Non sono pop, gli Altro. Suonano da sempre canzoni brevissime e parecchio ruvide sul piano strumentale e canoro, eseguite per lo più velocemente e avvolte in quell’aura di malinconia mista ad apparente svogliatezza che del summenzionato emocore è inscindibile caratteristica. A completare il quadro, testi in italiano efficaci sebbene di comprensibilità non proprio immediata e titoli composti in massima parte da un’unica parola: delizie per gli ultratrentenni che con certe cose ci sono cresciuti e per tanti giovani bisognosi di ascolti non artefatti e se possibile catartici.

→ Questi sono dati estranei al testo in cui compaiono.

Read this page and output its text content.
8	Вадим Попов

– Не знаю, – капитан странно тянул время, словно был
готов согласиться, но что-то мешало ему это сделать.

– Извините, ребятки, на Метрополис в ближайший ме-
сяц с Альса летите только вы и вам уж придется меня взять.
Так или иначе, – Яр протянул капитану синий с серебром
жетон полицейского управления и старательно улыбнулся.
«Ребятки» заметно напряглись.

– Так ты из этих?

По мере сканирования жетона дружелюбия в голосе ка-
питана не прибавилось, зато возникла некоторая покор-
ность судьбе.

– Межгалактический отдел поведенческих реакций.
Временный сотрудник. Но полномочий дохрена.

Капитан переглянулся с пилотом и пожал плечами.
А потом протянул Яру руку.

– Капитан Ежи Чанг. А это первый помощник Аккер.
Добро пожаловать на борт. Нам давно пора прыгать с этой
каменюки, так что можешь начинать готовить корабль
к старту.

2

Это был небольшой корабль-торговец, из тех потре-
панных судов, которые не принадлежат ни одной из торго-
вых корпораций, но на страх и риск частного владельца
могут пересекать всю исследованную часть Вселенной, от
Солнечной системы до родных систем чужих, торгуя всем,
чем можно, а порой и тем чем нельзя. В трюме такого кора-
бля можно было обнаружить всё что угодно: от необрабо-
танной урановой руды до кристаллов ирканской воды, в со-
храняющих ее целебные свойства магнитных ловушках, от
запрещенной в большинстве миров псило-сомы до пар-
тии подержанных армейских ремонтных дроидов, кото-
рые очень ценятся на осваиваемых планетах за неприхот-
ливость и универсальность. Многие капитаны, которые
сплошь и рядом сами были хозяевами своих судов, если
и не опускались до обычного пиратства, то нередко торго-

Il percorso del trio è documentato dagli album “Candore” (2001), “Prodotto” (2004) e “Aspetto” (2007), ai quali vanno aggiunti la raccolta di remix “Disco” (2009) e svariati pezzi disseminati fra EP, split e raccolte. Al repertorio “minore” è collegato il nuovo CD, “Sparso”, uscito da un mese esatto e ancora (per poco, si suppone) disponibile nella stampa originale in trecento esemplari con copertina speciale, logicamente opera dello stesso Baronciani: marchiato da La Tempesta, da ormai un bel po’ di anni etichetta-cardine della scena alternativa nostrana, il disco mette in fila le sedici tracce di quattro EP pubblicati dalla Holidays e dalla To Lose La Track fra il 2009 e il 2013 – “Autunno”, “Estate”, “Primavera” e “Inverno”, “naturalmente” non usciti nelle stesse stagioni dei nomi – con l’aggiunta degli inediti “Che non sembri reggae” e “Paolo”. Sono in totale ventotto minuti e trentotto secondi che scorrono fluidi fra ritmi frenetici e momenti più rilassati, poderosi assalti elettrici e pause acustiche, aggressività punk e imprevedibili aperture wave. Nemmeno il tempo di capire che sviluppo potrebbe avere il brano, e si è già passati al successivo: e il bello è che l’insieme, più che dispersivo, risulta avvincente. A patto, è ovvio, di essere attratti dalle sonorità ispide e rugose che, però, non disdegnano creative, vivaci contaminazioni con pur deviate melodie.